The fact that the manufacturer of the PCR tests and scientific companion of chief virologist Christian Drosten, of all people, now supports this thesis, which was previously regarded as illegitimate trivialization, is a surprise. In an interview with the Fuldaer Zeitung, Olfert Landt first emphasizes that he still considers PCR tests to be absolutely suitable for monitoring the pandemic situation and case numbers. However, he also says that in his estimation, half of all people who test positive are not infectious. To be dangerous to third parties, he says, one would have to carry "100 times more viral load than the detection limit of the tests."
And of course, both men think very highly of the PCR-test method itself, even as it is used and misused and abused in the current situation, praising it where they can, with an obvious conflict of interest present.

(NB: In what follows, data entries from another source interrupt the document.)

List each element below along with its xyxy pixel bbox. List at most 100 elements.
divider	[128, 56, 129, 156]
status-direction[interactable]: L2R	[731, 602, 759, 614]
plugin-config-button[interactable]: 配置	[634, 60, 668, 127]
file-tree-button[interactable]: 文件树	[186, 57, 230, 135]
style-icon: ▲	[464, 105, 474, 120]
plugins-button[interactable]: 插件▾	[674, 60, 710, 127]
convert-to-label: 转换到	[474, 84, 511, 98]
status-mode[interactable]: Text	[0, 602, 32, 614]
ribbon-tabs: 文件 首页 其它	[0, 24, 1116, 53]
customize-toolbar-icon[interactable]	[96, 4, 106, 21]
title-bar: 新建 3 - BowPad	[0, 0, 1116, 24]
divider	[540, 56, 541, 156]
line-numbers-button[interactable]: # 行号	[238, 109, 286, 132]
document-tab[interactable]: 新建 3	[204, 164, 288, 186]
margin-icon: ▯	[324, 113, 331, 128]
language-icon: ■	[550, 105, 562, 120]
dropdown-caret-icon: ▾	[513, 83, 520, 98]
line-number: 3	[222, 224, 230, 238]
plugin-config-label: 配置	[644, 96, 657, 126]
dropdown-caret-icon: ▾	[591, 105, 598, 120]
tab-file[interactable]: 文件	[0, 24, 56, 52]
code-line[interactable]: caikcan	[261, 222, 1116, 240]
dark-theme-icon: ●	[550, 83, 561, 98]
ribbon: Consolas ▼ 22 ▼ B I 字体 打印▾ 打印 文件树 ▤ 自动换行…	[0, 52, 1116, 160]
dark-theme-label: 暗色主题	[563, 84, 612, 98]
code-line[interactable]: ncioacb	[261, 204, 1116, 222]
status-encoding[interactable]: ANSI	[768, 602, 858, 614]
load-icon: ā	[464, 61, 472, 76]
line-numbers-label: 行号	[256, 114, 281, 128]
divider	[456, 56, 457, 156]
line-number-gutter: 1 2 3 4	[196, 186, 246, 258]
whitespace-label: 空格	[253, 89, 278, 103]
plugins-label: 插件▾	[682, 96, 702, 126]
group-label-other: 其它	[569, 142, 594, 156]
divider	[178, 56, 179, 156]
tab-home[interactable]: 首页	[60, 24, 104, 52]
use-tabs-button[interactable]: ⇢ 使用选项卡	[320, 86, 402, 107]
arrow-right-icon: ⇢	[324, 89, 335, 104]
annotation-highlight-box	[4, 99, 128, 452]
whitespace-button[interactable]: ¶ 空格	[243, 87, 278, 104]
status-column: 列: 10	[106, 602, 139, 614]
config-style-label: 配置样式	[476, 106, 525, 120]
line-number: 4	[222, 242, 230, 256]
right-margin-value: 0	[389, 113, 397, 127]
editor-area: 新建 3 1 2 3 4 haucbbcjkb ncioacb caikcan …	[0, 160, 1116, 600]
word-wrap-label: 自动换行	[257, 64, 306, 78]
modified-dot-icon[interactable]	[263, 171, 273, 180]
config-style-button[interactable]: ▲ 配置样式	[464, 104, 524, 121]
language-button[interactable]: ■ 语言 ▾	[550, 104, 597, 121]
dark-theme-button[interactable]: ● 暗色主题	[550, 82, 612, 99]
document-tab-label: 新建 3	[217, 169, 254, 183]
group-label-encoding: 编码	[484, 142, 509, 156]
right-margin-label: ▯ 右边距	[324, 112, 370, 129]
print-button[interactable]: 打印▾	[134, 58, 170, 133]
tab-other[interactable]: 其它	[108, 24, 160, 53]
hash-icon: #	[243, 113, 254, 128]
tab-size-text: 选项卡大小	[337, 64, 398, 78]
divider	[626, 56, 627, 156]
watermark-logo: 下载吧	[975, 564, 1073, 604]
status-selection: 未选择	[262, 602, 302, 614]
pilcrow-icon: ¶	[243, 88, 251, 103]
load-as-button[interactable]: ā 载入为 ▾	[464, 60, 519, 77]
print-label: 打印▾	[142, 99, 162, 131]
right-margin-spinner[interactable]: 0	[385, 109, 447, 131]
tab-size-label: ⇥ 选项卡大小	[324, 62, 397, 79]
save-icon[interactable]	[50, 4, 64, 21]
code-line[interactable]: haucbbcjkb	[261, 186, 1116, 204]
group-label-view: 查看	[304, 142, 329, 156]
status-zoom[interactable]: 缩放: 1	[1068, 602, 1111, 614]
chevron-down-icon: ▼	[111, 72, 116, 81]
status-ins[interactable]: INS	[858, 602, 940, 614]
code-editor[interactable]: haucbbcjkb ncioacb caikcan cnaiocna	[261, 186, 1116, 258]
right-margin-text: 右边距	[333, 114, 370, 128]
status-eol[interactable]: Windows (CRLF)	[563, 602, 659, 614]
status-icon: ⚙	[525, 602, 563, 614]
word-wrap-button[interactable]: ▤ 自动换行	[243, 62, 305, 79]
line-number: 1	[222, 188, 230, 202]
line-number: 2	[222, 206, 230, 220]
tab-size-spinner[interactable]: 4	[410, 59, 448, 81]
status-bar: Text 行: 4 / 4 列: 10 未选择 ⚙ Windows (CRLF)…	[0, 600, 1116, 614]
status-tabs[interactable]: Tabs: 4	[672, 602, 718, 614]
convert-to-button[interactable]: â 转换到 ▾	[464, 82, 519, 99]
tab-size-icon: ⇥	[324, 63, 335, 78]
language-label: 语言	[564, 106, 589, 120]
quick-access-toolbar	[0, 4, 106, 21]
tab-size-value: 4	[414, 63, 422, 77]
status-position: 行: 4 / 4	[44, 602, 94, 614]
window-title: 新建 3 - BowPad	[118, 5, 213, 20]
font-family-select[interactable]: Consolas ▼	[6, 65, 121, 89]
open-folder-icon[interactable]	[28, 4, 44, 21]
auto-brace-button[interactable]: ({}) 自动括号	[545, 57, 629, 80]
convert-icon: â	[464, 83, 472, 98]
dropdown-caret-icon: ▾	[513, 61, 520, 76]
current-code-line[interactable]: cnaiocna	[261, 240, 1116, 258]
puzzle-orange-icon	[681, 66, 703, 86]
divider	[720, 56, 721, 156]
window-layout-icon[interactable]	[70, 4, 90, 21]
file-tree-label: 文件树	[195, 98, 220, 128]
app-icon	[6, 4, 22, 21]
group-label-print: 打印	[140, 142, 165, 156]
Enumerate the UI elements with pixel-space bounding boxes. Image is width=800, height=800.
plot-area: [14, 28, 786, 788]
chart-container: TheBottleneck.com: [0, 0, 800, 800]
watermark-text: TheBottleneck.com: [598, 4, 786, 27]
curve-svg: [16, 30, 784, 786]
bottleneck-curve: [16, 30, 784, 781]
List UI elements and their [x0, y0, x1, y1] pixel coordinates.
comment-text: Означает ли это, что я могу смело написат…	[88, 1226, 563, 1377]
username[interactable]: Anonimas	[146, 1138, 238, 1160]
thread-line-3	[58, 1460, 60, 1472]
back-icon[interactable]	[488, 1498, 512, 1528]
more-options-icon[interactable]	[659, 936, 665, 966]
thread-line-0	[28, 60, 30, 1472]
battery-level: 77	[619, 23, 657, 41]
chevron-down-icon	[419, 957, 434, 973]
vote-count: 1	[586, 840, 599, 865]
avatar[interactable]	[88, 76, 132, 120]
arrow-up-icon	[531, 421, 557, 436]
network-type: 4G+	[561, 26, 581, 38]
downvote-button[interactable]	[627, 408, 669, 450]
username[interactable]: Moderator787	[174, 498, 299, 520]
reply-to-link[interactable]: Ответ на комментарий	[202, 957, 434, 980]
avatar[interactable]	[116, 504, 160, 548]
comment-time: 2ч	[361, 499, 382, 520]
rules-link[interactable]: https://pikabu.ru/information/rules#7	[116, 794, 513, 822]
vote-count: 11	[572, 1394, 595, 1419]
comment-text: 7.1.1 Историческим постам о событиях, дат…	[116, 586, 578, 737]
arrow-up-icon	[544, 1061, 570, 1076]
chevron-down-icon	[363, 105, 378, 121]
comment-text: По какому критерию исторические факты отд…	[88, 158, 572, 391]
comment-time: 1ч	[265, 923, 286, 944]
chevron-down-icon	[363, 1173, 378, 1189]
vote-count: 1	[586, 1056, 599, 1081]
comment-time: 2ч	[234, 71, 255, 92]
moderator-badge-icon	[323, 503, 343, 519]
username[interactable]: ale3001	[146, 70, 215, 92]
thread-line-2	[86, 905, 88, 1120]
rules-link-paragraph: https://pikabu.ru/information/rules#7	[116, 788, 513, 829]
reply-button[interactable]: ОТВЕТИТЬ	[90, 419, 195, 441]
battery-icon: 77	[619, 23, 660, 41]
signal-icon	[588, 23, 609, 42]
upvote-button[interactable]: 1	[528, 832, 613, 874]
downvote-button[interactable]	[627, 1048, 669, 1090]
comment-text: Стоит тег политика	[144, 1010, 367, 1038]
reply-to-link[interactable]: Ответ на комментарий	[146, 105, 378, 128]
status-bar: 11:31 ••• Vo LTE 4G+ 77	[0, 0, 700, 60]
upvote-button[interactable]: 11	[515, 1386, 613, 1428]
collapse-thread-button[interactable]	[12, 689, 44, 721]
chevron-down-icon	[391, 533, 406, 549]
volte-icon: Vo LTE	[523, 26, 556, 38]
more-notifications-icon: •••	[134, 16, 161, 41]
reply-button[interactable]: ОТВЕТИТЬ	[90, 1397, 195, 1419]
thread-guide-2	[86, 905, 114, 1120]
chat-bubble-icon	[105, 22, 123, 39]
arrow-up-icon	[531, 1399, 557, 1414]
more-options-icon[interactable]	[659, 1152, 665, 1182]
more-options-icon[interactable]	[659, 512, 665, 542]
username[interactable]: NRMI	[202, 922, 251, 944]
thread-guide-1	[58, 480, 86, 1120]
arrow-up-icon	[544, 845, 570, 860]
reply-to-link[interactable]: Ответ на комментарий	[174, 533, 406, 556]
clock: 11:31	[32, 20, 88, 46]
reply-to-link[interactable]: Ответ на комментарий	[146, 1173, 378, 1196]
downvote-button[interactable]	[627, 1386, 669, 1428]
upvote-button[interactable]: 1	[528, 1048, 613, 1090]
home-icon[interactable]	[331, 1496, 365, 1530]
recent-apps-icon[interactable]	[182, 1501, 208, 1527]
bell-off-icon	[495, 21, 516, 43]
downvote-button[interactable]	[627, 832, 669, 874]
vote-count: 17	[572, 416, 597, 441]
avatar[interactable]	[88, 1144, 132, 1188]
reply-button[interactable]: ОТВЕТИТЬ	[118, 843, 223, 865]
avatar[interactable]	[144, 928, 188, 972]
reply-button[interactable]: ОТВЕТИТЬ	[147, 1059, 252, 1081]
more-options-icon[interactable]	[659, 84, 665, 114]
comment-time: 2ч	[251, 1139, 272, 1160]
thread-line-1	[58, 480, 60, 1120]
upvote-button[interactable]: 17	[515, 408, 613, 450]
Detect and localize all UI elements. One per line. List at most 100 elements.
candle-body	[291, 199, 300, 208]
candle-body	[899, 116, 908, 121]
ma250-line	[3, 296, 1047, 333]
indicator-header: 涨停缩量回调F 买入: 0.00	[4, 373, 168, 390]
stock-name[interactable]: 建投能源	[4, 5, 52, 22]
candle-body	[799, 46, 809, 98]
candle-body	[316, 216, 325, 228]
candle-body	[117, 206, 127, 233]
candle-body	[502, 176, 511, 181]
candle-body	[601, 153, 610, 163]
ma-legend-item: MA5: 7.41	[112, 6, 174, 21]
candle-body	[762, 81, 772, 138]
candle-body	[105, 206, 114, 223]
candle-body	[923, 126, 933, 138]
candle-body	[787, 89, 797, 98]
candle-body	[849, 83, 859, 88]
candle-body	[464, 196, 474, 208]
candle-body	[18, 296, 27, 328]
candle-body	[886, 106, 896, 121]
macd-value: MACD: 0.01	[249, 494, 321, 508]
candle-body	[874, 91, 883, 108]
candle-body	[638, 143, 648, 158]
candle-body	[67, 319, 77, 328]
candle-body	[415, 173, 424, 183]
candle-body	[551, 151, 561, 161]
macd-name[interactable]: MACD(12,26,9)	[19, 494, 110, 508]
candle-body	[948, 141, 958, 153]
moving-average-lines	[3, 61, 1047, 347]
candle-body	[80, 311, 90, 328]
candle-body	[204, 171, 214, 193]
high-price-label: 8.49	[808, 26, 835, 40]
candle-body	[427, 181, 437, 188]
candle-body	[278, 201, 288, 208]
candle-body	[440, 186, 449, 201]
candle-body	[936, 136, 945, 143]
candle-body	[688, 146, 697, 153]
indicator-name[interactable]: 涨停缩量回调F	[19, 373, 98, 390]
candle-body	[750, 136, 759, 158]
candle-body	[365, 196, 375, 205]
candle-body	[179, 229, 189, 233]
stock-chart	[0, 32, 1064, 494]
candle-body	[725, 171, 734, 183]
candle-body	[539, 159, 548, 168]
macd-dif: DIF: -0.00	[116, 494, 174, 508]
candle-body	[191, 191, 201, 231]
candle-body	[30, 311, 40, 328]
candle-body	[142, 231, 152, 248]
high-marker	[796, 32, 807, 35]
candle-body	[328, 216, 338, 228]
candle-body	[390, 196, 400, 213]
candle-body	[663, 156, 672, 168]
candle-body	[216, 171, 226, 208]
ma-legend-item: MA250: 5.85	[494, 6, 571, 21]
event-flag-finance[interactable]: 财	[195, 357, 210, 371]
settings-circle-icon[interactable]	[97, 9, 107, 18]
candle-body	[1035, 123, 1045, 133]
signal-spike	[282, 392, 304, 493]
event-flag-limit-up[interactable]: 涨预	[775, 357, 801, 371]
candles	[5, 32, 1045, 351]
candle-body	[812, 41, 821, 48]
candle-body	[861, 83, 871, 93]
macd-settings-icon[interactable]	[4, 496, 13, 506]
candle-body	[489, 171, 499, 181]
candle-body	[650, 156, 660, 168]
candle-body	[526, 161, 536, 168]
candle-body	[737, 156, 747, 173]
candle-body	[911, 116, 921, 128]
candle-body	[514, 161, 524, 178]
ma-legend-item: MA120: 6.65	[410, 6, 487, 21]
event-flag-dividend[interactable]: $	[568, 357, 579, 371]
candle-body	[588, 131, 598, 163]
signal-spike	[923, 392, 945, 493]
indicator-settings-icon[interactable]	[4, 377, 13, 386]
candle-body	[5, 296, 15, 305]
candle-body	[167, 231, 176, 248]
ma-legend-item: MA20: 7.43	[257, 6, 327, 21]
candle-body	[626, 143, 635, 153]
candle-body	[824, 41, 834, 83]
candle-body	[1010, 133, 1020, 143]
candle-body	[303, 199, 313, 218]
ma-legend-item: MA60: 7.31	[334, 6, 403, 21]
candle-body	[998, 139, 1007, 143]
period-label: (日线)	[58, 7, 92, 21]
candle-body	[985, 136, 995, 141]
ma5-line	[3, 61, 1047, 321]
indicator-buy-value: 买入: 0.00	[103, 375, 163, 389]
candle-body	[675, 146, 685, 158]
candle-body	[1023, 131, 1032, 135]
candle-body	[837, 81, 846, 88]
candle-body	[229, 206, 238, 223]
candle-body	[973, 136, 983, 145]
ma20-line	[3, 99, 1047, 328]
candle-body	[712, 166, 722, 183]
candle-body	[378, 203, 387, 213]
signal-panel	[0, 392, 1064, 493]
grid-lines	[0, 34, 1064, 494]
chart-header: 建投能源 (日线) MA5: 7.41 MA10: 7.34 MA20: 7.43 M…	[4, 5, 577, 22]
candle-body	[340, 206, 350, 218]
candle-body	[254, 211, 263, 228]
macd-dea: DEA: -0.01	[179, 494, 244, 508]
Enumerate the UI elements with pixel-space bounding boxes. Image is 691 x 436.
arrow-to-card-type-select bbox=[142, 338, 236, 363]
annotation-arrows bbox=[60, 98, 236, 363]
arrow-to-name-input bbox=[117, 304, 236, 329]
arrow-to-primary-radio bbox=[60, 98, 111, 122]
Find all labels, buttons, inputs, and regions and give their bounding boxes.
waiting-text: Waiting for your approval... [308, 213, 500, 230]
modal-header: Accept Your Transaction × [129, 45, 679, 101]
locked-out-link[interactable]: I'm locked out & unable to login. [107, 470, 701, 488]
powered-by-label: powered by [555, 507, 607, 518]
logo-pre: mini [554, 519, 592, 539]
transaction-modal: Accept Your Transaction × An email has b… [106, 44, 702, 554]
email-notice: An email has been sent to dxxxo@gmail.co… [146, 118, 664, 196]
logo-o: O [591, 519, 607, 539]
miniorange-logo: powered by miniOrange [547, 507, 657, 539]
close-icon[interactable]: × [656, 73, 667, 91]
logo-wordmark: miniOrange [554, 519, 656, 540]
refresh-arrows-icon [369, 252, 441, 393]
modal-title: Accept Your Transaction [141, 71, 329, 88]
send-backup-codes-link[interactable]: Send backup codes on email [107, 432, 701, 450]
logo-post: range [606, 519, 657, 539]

How much guidance can the so-called incidence value provide in the Corona crisis? This is the value that indicates the number of new infections within seven days per 100,000 inhabitants. For the federal government, it is one of the most important indicators when it comes to tightening or loosening Corona measures. Criticism of this strategy comes, among others, from the medical statistician and former director of the Cochrane Center at Freiburg University Hospital, Gerd Antes. The incidence value has never been an appropriate indicator, Antes said. [...]
"The tests do not provide robust figures for general statements. Therefore, all figures derived from these tests should be taken with caution as a matter of principle and, at worst, are grossly incorrect."
And for example the association of Berlin Amtsärzte concur:
"These incidences do not represent the real incidence of infection." This is because the incidence values are related to both the testing capacities and the willingness of individual citizens to test: "This results in fluctuations that do not reflect the infectious situation."